Brian Ayer is Ravenwood Health’s LPCC-S Director of Adult Intensive Services.

Editor’s note: Every month, the experts at Ravenwood Health write about an aspect of mental health. This month, Brian Ayer, LPCC-S Director of Adult Intensive Services, shares how people who live in northeast Ohio can prevent seasonal affective disorder, also called SAD. 

It’s almost winter here in northeast Ohio, which means that the days are getting shorter and the nights are getting longer. These times can trigger feelings of low mood, lack of motivation, loss of interest and fatigue. Combine that with the holidays, individuals can feel even more stressed out and overworked and have a tendency to sleep less and eat more, resulting in a lower mood. Social gatherings, the potential financial burden of buying gifts, and the pressure to feel in the holiday mood when in reality you are not feeling your best can trigger sadness and anxiety. While many celebrate the arrival of wintry weather, for those who have seasonal affective disorder (SAD), this time of the year is more a cause for avoidance than celebration. SAD is a form of depression that comes and goes with the season. As the sun sets and stays down, so does a person’s mood. Symptoms of SAD can include:

  • Feelings of sadness or hopelessness
  • Fatigue and a tendency to oversleep
  • Change in appetite leading to weight gain
  • Loss of energy
  • Irritability and increased sensitivity
  • Difficulty concentrating
  • Thoughts of suicide

SAD impacts about 3 to 6 million Americans.
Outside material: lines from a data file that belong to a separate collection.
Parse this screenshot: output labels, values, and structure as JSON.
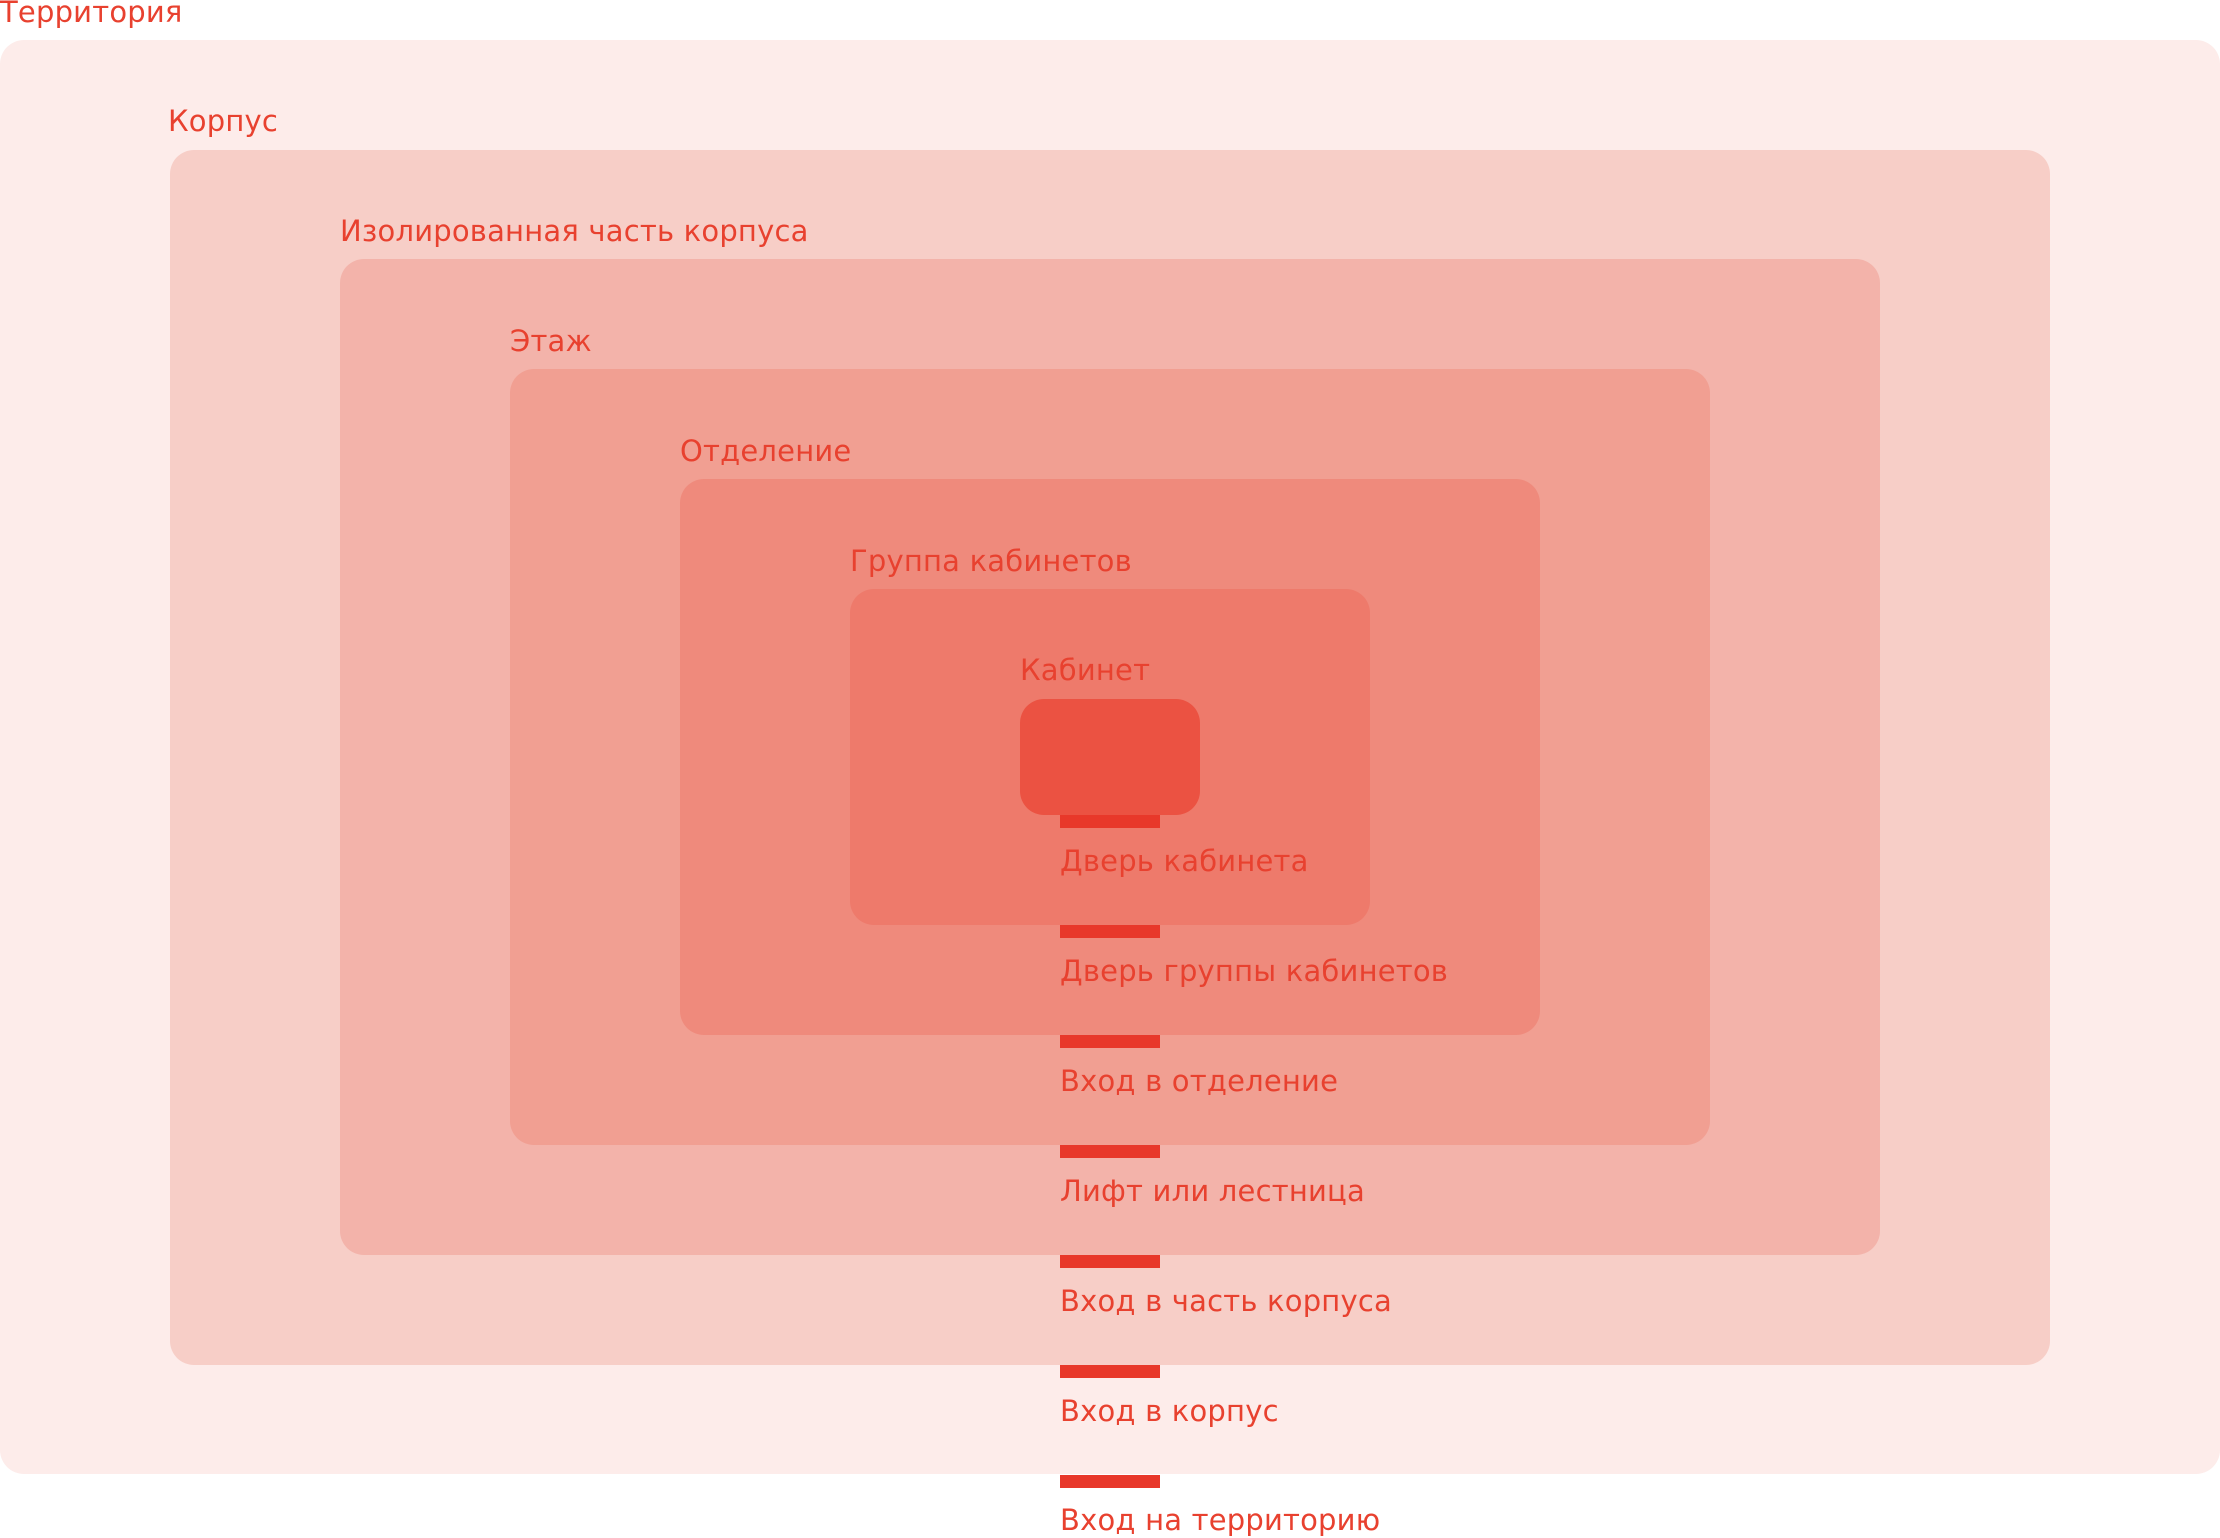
{
  "colors": {
    "label": "#e8412f",
    "door": "#e8382a",
    "zone_territory": "#fdecea",
    "zone_building": "#f7cec7",
    "zone_isolated": "#f3b3aa",
    "zone_floor": "#f19f92",
    "zone_department": "#ef8a7c",
    "zone_room_group": "#ee7a6b",
    "zone_room": "#eb5242"
  },
  "zones": [
    {
      "id": "territory",
      "label": "Территория"
    },
    {
      "id": "building",
      "label": "Корпус"
    },
    {
      "id": "isolated",
      "label": "Изолированная часть корпуса"
    },
    {
      "id": "floor",
      "label": "Этаж"
    },
    {
      "id": "department",
      "label": "Отделение"
    },
    {
      "id": "room_group",
      "label": "Группа кабинетов"
    },
    {
      "id": "room",
      "label": "Кабинет"
    }
  ],
  "doors": [
    {
      "label": "Дверь кабинета"
    },
    {
      "label": "Дверь группы кабинетов"
    },
    {
      "label": "Вход в отделение"
    },
    {
      "label": "Лифт или лестница"
    },
    {
      "label": "Вход в часть корпуса"
    },
    {
      "label": "Вход в корпус"
    },
    {
      "label": "Вход на территорию"
    }
  ]
}
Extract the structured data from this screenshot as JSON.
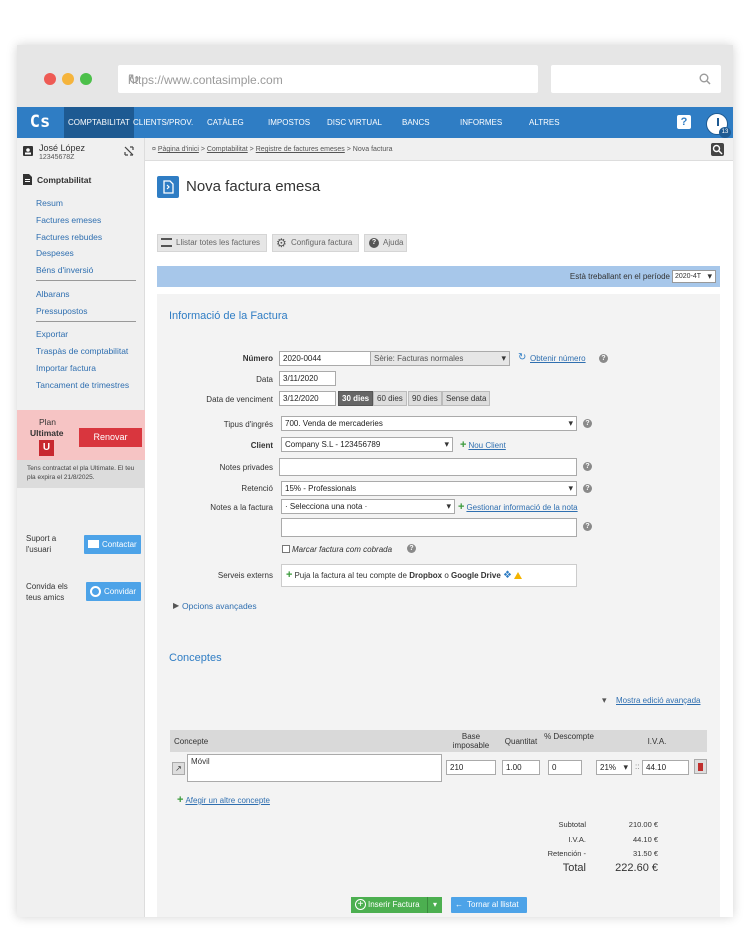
{
  "browser": {
    "url": "https://www.contasimple.com",
    "search_placeholder": ""
  },
  "nav": {
    "logo": "Cs",
    "items": [
      "COMPTABILITAT",
      "CLIENTS/PROV.",
      "CATÀLEG",
      "IMPOSTOS",
      "DISC VIRTUAL",
      "BANCS",
      "INFORMES",
      "ALTRES"
    ],
    "help": "?",
    "notifications": "13"
  },
  "user": {
    "name": "José López",
    "nif": "12345678Z"
  },
  "breadcrumb": {
    "home": "Pàgina d'inici",
    "section": "Comptabilitat",
    "list": "Registre de factures emeses",
    "current": "Nova factura"
  },
  "sidebar": {
    "title": "Comptabilitat",
    "group1": [
      "Resum",
      "Factures emeses",
      "Factures rebudes",
      "Despeses",
      "Béns d'inversió"
    ],
    "group2": [
      "Albarans",
      "Pressupostos"
    ],
    "group3": [
      "Exportar",
      "Traspàs de comptabilitat",
      "Importar factura",
      "Tancament de trimestres"
    ],
    "plan_label": "Plan",
    "plan_name": "Ultimate",
    "plan_badge": "U",
    "renew": "Renovar",
    "plan_note": "Tens contractat el pla Ultimate. El teu pla expira el 21/8/2025.",
    "support_label": "Suport a l'usuari",
    "contact": "Contactar",
    "invite_label": "Convida els teus amics",
    "invite": "Convidar"
  },
  "page": {
    "title": "Nova factura emesa",
    "tools": [
      "Llistar totes les factures",
      "Configura factura",
      "Ajuda"
    ],
    "period_label": "Està treballant en el període",
    "period_value": "2020-4T"
  },
  "info": {
    "title": "Informació de la Factura",
    "numero_label": "Número",
    "numero_value": "2020-0044",
    "serie_value": "Sèrie: Facturas normales",
    "obtenir": "Obtenir número",
    "data_label": "Data",
    "data_value": "3/11/2020",
    "venciment_label": "Data de venciment",
    "venciment_value": "3/12/2020",
    "venciment_options": [
      "30 dies",
      "60 dies",
      "90 dies",
      "Sense data"
    ],
    "tipus_label": "Tipus d'ingrés",
    "tipus_value": "700. Venda de mercaderies",
    "client_label": "Client",
    "client_value": "Company S.L - 123456789",
    "nou_client": "Nou Client",
    "notes_privades_label": "Notes privades",
    "retencio_label": "Retenció",
    "retencio_value": "15% - Professionals",
    "notes_factura_label": "Notes a la factura",
    "notes_factura_value": "· Selecciona una nota ·",
    "gestionar": "Gestionar informació de la nota",
    "cobrada": "Marcar factura com cobrada",
    "serveis_label": "Serveis externs",
    "serveis_text": "Puja la factura al teu compte de",
    "dropbox": "Dropbox",
    "o": "o",
    "gdrive": "Google Drive",
    "opcions": "Opcions avançades"
  },
  "concepts": {
    "title": "Conceptes",
    "advanced": "Mostra edició avançada",
    "headers": [
      "Concepte",
      "Base imposable",
      "Quantitat",
      "% Descompte",
      "I.V.A."
    ],
    "row": {
      "concept": "Móvil",
      "base": "210",
      "qty": "1.00",
      "disc": "0",
      "iva_rate": "21%",
      "iva_amount": "44.10"
    },
    "add": "Afegir un altre concepte"
  },
  "totals": {
    "subtotal_label": "Subtotal",
    "subtotal": "210.00 €",
    "iva_label": "I.V.A.",
    "iva": "44.10 €",
    "retencio_label": "Retención -",
    "retencio": "31.50 €",
    "total_label": "Total",
    "total": "222.60 €"
  },
  "actions": {
    "insert": "Inserir Factura",
    "back": "Tornar al llistat"
  },
  "colors": {
    "nav": "#2f7dc4",
    "nav_active": "#1e5a92",
    "accent": "#2f7dc4",
    "plan_bg": "#f6c4c4",
    "renew": "#d9363e",
    "green": "#4caf50"
  }
}
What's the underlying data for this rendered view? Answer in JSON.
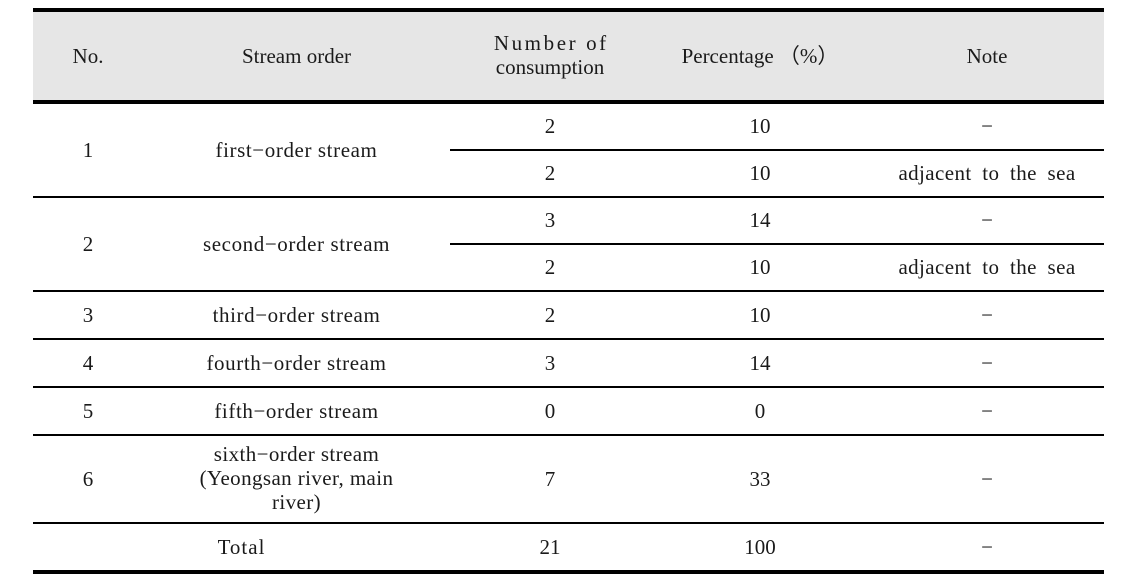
{
  "table": {
    "columns": [
      {
        "key": "no",
        "label": "No."
      },
      {
        "key": "order",
        "label_line1": "Number  of",
        "label": "Stream order"
      },
      {
        "key": "number",
        "label_line1": "Number  of",
        "label_line2": "consumption"
      },
      {
        "key": "percentage",
        "label": "Percentage （%）"
      },
      {
        "key": "note",
        "label": "Note"
      }
    ],
    "headers": {
      "no": "No.",
      "stream_order": "Stream order",
      "number_of_consumption_line1": "Number of",
      "number_of_consumption_line2": "consumption",
      "percentage": "Percentage （%）",
      "note": "Note"
    },
    "rows": [
      {
        "no": "1",
        "stream_order": "first−order stream",
        "subrows": [
          {
            "number": "2",
            "percentage": "10",
            "note": "−"
          },
          {
            "number": "2",
            "percentage": "10",
            "note": "adjacent to the sea"
          }
        ]
      },
      {
        "no": "2",
        "stream_order": "second−order stream",
        "subrows": [
          {
            "number": "3",
            "percentage": "14",
            "note": "−"
          },
          {
            "number": "2",
            "percentage": "10",
            "note": "adjacent to the sea"
          }
        ]
      },
      {
        "no": "3",
        "stream_order": "third−order stream",
        "subrows": [
          {
            "number": "2",
            "percentage": "10",
            "note": "−"
          }
        ]
      },
      {
        "no": "4",
        "stream_order": "fourth−order stream",
        "subrows": [
          {
            "number": "3",
            "percentage": "14",
            "note": "−"
          }
        ]
      },
      {
        "no": "5",
        "stream_order": "fifth−order stream",
        "subrows": [
          {
            "number": "0",
            "percentage": "0",
            "note": "−"
          }
        ]
      },
      {
        "no": "6",
        "stream_order_line1": "sixth−order stream",
        "stream_order_line2": "(Yeongsan river, main",
        "stream_order_line3": "river)",
        "subrows": [
          {
            "number": "7",
            "percentage": "33",
            "note": "−"
          }
        ]
      }
    ],
    "total": {
      "label": "Total",
      "number": "21",
      "percentage": "100",
      "note": "−"
    }
  },
  "style": {
    "header_background": "#e6e6e6",
    "rule_color": "#000000",
    "text_color": "#1a1a1a",
    "page_background": "#ffffff"
  }
}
It’s much more common in women than in men and increases the further away you get from the equator. Luckily, SAD is treatable and one of the most recommended treatments is exercise.

Why exercise? Exercise is beneficial for anyone who is suffering from low mood. Exercise releases endorphins, which reduce pain and increase feelings of well-being. Exercise also increases your metabolism, which helps improve your energy levels. Other benefits include increased self-esteem, improved sleep, and reduced anxiety.

What types of exercise? There are many ways to add exercise to your routine. These include joining a group exercise class, working out at home to exercise DVDs, using a piece of cardio equipment, joining a gym, engaging in a seasonal sport, and finding ways to add exercise to your daily activities. Exercising with others can also be helpful. Not only does it provide you with motivation to keep working out, but the social interaction can also help combat SAD symptoms.

How much exercise? You don’t have to become a marathon runner or elite athlete to get the benefits of exercise. Even 10 minutes a day can help. It doesn’t have to be a formal exercise program; active housework or other similar activity also provides the benefits of exercise. If you find that you are experiencing SAD symptoms and they don’t improve or they interfere with your life, work or relationships, talk with your health care provider.

Brian is currently reading SPARK: The Revolutionary New Science Of Exercise And The Brain by Dr. John Ratey, M.D.